Most of what you're interested in keeping are lps: hammer and frog are close enough to each other biologically they can touch with no harm. Most lps have tentacles that come out to feed, except the euphyllias [hammer/frog/torch] that just extend regular tentacles.
They are all animals, and can move pretty fast, so far as their stony skeletons allow: a bubble coral has a six inch reach [never upcurrent] and can be a nasty neighbor for what's downwind. They are simply, in one sense, mushrooms that have 'learned' to exude calcium carbonate from their base and form a structure.

I don't recommend combining them with anemones, especially in a small tank where you can't isolate the anemone, which can get up and express its annoyance---like taking out its neighbors. Anemones are hard to confine until you have some experience: I've done it, but it was never quite satisfactory...or safe. That's probably why it's classed as an invert---though mushrooms can get up and move---at least inch over---quite aggressively too. I don't recommend keeping mushrooms and stony coral together for that reason. Warfare.

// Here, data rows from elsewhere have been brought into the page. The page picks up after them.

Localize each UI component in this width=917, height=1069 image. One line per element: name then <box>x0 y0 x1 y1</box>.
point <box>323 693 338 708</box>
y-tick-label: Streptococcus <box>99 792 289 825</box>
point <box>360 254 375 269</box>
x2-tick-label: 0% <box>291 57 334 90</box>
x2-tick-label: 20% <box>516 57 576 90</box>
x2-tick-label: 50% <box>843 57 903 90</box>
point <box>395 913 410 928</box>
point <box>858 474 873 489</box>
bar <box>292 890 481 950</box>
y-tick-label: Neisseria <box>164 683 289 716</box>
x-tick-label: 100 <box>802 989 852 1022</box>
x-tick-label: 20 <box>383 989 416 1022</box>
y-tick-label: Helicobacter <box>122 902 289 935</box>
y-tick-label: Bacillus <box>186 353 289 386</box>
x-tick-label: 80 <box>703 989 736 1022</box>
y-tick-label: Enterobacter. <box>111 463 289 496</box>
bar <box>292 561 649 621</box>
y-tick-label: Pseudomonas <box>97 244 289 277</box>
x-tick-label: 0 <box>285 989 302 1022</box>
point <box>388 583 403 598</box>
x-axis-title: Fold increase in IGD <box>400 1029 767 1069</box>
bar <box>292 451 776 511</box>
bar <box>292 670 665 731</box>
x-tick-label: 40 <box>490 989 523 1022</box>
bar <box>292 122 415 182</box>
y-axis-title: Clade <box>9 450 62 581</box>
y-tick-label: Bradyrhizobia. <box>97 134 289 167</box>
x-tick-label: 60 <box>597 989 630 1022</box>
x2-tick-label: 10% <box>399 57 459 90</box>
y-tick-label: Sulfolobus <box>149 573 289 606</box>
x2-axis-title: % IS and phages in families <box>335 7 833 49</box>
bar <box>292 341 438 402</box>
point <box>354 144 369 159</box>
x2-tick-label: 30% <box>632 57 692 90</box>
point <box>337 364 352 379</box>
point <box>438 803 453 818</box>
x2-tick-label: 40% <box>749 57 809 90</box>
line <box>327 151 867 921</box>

Softies are best kept with softies: they conduct general chemical warfare, and while you can keep a mixed tank, neither side is as happy as it would be unto itself.

Corals have no eyes, but their whole tissue is photosensitive, and they do react to light change. Most lps naturally feed at night, but they will extend tentacles to get food during the day, too.

Many sting, and are best [for their own sake] handled with medical gloves: they 'hate' to waste stingers.

Sun coral is best saved for your second year of reefkeeping; and best kept in a tank without sps...it wants to be fed, and sps wants to be 'starved'. Sps eats light and water chemicals, and doesn't like a lot of food in the water, another reason to have type-specific tanks.
Of all sps, montipora is the most tolerant of light and water conditions and comes in many colors, in every form from sheets and shelves to fingers, plus it grows rapidly. Sps comes in montipora, acropora [hardest], pocillopora, stylophora, etc.

Lps includes many corals including acans, euphyllias, bubble, scolymia, brain, plate, etc, etc.
 
Thanks for the info Sk8r.

So mushrooms fall into the softies category? If so, that's what I want to keep the most of (zoas and ricordeas), and if I decide to go that route, I might be able to keep a couple LPS but SPS would be tougher to keep with softies? What did you mean by chemical warfare, instead of reaching out and stinging something else, it releases chemicals into the water?

From what I understand is that there's only four categories? SPS, LPS, Soft corals, and Hard corals? Is stony coral just another term for hard coral? You said they should also be kept with type-specific species but can be mixed successfully as long as it's not too extreme, similar to fish. For example, there's peaceful community fish and aggressive fish which should not be mixed together and then there's the semi-aggressive fish that fall in between which can be mixed with either one with luck. I'm guessing that it's the same with corals in terms of aggressiveness and nutrients in the water, correct? For example, you can't mix softies with hard corals and LPS and SPS are the in between species with SPS being the harder of the two to keep in a mix reef and should be kept on it's own?